A Apple está no centro de uma disputa que pode redefinir o jeito como pagamentos digitais funcionam no iPhone no Brasil. O Cade — órgão responsável por zelar pela concorrência no país — recomendou que a empresa seja condenada por práticas consideradas anticompetitivas dentro do ecossistema iOS.
O processo começou ainda em 2022, a partir de denúncias feitas pelo Mercado Livre e pela empresa Ebazar, mas só agora ganhou contornos mais concretos.
O que o Cade está investigando
O foco não está apenas no Apple Pay ou no uso do NFC, aquele recurso que permite pagamentos por aproximação.
O que está em jogo é bem maior: trata-se do modelo fechado da Apple, que exige que tudo passe pelo seu sistema, do método de pagamento à forma como os apps operam dentro da loja.
Na visão do Cade, a Apple impõe regras que favorecem apenas a si mesma, dificultando a entrada de competidores no mercado de pagamentos digitais.
Isso inclui obrigar desenvolvedores a usarem exclusivamente o sistema da empresa, restringir a comercialização de serviços de terceiros dentro dos apps e, principalmente, manter o chip NFC fechado para qualquer uso que não seja o do Apple Pay.
As justificativas da Apple
A Apple, como era de se esperar, discorda. Argumenta que o sistema dela é seguro, privado, integrado — e que essa coesão é justamente o que faz os usuários confiarem na marca.
A empresa também afirma que não tem posição dominante no Brasil, já que a maioria dos smartphones vendidos aqui rodam Android, e que a App Store tem sido fundamental para o sucesso de milhares de desenvolvedores brasileiros.
Na nota oficial enviada à imprensa, a empresa mostra preocupação com as propostas do Cade, alegando que isso pode prejudicar a experiência dos usuários e colocar em risco a segurança e a privacidade que o iPhone oferece.
Por mais de 16 anos, a App Store proporcionou aos nossos usuários no Brasil um marketplace seguro e confiável para descobrir novos aplicativos e ajudou desenvolvedores brasileiros a construir negócios de sucesso. Estamos preocupados que as medidas propostas pelo Cade prejudiquem a experiência que nossos usuários amam e confiam, além de representar novos riscos à sua privacidade e segurança. Continuaremos a nos envolver com o Cade para defender os direitos de usuários e desenvolvedores em nossa plataforma.
Ainda assim, afirma estar disposta a dialogar com o órgão regulador.

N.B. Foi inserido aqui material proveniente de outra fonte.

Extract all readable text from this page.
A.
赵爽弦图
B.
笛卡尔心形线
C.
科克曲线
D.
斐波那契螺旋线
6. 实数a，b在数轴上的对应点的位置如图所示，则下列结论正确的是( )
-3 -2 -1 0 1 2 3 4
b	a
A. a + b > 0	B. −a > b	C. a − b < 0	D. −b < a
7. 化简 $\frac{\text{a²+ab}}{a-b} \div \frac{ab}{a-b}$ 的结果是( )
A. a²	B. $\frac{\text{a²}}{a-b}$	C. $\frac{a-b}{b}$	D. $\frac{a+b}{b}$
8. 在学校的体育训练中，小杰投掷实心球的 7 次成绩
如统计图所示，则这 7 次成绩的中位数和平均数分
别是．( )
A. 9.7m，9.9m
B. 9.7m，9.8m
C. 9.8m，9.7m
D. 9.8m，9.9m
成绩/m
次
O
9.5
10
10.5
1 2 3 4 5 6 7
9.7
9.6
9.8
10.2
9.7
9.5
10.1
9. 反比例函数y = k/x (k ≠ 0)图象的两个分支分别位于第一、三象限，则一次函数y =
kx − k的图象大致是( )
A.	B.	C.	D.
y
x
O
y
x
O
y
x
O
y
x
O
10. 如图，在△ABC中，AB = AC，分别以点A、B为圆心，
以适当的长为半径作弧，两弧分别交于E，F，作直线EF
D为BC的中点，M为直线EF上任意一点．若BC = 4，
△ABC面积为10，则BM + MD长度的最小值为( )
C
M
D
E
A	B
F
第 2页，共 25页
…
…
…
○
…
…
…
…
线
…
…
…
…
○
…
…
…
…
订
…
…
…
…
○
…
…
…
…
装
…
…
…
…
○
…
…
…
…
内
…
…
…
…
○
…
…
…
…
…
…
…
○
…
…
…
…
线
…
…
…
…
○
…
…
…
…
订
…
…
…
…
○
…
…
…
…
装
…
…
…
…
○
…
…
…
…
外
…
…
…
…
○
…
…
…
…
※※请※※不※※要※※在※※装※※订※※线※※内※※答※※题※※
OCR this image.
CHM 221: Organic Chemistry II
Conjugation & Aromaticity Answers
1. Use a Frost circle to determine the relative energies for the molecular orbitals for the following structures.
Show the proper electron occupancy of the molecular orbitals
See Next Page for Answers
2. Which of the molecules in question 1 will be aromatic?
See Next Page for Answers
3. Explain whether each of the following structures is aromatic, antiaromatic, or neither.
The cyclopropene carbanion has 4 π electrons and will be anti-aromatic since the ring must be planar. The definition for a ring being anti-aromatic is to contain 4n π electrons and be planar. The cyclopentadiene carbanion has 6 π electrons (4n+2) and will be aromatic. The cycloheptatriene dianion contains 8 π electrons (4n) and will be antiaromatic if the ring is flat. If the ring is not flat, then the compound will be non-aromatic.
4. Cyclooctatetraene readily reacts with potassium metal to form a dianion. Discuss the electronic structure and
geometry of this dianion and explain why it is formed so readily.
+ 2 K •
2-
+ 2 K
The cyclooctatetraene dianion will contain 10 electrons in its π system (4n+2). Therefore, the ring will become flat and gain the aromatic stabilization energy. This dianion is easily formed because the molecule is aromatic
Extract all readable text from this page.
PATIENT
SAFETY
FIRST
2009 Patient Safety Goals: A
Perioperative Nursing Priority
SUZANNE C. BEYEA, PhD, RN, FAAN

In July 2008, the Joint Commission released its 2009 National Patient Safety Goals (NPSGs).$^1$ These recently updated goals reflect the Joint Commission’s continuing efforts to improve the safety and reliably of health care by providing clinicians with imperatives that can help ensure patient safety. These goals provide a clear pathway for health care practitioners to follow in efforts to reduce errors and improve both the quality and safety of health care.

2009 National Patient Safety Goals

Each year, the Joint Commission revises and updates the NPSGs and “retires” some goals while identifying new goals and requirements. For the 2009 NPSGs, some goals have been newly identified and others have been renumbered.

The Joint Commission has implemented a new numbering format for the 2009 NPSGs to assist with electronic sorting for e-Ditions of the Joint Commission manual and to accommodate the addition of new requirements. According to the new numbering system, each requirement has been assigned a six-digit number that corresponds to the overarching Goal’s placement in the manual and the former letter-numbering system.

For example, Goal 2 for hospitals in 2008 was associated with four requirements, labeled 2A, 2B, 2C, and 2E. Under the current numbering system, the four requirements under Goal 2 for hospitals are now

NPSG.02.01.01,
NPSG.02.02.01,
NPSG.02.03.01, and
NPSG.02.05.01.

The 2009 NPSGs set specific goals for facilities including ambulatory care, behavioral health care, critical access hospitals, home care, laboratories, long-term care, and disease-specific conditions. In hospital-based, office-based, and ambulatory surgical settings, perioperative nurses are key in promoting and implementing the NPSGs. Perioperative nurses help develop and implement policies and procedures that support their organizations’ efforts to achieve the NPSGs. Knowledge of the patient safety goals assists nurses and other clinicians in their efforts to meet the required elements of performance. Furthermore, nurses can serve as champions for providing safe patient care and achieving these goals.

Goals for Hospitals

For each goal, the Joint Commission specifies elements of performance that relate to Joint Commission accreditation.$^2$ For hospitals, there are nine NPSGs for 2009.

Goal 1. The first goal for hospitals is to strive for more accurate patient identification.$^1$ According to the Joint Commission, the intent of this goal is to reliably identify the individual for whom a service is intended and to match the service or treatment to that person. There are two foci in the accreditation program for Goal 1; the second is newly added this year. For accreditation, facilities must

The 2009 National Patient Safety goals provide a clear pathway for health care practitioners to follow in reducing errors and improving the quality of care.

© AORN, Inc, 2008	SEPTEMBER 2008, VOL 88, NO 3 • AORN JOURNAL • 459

O que pode acontecer com a Apple no Brasil
Se o Tribunal do Cade seguir a recomendação da Superintendência-Geral, a Apple poderá ser multada, obrigada a encerrar as práticas investigadas e até forçada a abrir o NFC e permitir sistemas de pagamento alternativos no iOS — algo que já é exigido na União Europeia.
A decisão final ainda será tomada nos próximos meses, mas os desdobramentos podem ser significativos.
Segurança ou monopólio? O dilema da Apple
O ponto é: há razão dos dois lados.
A Apple de fato criou um ecossistema admirado por muitos, com um padrão elevado de segurança e privacidade. Mas isso não pode servir de escudo para impedir a concorrência ou dificultar o surgimento de alternativas mais baratas ou mais inovadoras.
O NFC é um recurso de hardware presente no iPhone há anos. Ele não é exclusivo da Apple, mas a empresa decidiu usá-lo apenas para o que lhe convém.
Em outros países, como na União Europeia, já há decisões exigindo que esse tipo de funcionalidade seja aberto a outros serviços — e o Brasil está apenas seguindo essa tendência internacional.
É possível encontrar um meio-termo: abrir o acesso ao NFC com critérios técnicos e de segurança, como já acontece no Android.
Isso daria mais opções ao consumidor, estimularia a inovação local e ainda manteria a proteção dos dados que a Apple tanto valoriza.
No fim, essa disputa não é apenas sobre tecnologia. É sobre quem deve ter o controle sobre o que você pode fazer com seu próprio iPhone.